# Wild Camping in the Mallaig/Arisaig area



## oldtart

Has anyone experience of wild camping around Mallaig - Arisaig, please?

Val


----------



## 747

There are lots of no overnighting signs in the Mallaig area.

It depends when you go there. Last March, we just ignored them (not the big ones put up by the Council). The locals told us to ignore them.  

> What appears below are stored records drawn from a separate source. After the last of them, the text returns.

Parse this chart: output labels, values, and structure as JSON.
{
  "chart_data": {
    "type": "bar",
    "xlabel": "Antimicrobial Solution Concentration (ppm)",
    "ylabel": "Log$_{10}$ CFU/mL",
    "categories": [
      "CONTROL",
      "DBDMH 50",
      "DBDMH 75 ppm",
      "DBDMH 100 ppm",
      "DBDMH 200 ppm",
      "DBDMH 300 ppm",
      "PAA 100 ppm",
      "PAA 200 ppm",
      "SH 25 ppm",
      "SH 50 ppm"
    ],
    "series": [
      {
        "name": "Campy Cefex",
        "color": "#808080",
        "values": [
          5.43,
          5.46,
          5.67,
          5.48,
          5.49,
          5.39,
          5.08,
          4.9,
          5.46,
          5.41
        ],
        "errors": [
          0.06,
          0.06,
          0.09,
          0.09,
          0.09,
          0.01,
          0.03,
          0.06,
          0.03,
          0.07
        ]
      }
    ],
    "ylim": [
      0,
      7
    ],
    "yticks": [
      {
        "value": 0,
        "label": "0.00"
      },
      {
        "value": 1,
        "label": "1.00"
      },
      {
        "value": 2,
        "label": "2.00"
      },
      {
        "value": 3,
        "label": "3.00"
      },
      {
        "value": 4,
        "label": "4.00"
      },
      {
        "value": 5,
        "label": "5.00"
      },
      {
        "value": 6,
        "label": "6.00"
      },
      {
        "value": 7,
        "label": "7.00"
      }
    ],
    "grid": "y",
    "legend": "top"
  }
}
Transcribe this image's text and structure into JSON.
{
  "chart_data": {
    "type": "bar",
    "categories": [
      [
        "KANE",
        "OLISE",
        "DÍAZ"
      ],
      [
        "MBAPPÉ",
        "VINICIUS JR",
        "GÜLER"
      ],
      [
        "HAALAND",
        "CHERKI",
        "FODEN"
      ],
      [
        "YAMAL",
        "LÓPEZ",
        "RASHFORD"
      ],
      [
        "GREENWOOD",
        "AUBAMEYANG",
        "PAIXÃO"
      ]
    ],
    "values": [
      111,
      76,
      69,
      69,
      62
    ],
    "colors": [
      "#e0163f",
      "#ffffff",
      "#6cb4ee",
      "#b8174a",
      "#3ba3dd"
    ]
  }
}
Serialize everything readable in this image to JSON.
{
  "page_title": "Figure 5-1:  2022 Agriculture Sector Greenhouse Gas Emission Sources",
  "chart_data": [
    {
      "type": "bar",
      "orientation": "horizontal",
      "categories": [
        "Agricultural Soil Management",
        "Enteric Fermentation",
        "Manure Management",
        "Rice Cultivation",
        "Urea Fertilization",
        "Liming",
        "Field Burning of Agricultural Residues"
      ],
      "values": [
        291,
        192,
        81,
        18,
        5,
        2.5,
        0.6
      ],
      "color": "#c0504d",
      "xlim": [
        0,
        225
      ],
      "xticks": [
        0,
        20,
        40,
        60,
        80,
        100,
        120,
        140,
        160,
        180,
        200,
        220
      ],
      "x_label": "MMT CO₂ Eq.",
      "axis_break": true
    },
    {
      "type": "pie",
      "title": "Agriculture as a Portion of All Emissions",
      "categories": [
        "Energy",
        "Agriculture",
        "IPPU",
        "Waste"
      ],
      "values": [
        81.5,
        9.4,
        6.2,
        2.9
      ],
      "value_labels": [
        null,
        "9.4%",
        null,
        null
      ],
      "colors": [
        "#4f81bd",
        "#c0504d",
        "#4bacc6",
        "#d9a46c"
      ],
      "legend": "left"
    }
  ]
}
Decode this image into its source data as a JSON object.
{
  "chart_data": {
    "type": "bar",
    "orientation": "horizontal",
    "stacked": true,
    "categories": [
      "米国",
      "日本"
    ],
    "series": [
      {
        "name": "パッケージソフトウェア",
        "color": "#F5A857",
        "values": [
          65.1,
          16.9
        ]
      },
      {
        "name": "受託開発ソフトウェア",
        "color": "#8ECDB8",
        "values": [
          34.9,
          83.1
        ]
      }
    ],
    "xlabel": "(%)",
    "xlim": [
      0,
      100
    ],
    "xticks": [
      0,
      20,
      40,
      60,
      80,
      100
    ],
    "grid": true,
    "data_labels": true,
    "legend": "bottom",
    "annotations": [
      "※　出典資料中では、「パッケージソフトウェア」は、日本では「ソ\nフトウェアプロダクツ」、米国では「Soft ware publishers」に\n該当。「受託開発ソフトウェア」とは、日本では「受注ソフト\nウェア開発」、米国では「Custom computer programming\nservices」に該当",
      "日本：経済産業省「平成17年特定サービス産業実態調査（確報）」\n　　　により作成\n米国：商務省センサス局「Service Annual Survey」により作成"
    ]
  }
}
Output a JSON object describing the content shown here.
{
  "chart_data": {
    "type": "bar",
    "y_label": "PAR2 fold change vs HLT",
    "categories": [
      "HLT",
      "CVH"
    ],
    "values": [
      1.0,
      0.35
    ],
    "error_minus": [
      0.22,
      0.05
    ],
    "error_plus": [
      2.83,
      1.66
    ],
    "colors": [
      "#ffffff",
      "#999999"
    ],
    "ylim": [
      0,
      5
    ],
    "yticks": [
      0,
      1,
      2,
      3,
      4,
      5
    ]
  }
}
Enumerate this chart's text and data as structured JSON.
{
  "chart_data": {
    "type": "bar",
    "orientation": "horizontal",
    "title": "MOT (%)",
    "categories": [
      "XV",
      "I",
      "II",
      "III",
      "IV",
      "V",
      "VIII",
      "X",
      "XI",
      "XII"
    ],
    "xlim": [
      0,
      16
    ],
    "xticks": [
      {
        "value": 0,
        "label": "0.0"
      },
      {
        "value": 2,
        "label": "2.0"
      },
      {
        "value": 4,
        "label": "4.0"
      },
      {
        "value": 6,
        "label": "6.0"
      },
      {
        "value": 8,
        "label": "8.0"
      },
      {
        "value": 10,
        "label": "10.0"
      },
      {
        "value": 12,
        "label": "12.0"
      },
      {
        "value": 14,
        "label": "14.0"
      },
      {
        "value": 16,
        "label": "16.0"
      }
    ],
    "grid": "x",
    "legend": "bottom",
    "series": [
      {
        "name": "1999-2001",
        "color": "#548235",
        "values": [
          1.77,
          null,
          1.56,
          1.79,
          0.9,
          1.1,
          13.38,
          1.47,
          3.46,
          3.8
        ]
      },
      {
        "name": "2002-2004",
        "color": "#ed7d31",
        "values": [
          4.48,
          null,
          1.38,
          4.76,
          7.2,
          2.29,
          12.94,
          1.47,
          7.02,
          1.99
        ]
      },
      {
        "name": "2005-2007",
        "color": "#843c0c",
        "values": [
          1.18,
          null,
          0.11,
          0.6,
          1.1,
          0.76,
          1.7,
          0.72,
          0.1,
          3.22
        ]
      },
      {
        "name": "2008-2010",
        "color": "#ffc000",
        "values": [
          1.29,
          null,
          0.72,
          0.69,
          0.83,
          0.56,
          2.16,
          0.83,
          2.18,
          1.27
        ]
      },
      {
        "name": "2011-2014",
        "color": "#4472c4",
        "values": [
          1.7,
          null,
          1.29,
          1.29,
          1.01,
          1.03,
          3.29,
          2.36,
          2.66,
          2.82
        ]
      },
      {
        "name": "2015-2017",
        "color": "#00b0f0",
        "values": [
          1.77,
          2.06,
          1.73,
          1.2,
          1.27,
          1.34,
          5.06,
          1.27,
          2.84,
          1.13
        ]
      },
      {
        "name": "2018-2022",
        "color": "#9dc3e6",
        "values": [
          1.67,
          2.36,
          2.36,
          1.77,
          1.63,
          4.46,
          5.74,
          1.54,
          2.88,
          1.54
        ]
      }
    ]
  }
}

We overnighted in the main car park in Mallaig itself (on the left as you enter the town). Nobody bothered us but it was blowing a force 9 gale. :lol:


----------



## kc10

We were there last month and chose not to stop in Mallaig itself as there are a few good lay-bys on the way in. As 747 says there are a lot of no overnighti parking signs. The scenery was better where we were too and even managed to see a few wild deer in the morning.


----------



## brillopad

Just before you go over the bridge near arisaig turn left ,then turn right in to the car park overlooking the beach of the river,theres a toilet and water available, lovely spot, met a bloke there been camping there for 30 years.

Dennis


----------



## brillopad

Just before you go over the bridge near arisaig turn left ,then turn right in to the car park overlooking the beach of the river,theres a toilet and water available, lovely spot, met a bloke there been camping there for 30 years.

Dennis


----------



## oldtart

Many thanks for your suggestions. We shall probably spend one night on the car park in Mallaig or the lay-bye and then go to your spot, Dennis near Arisaig - that is just what we wanted! Is the car park approaching Arisaig from Mallaig, or the other way, please? 

Val


----------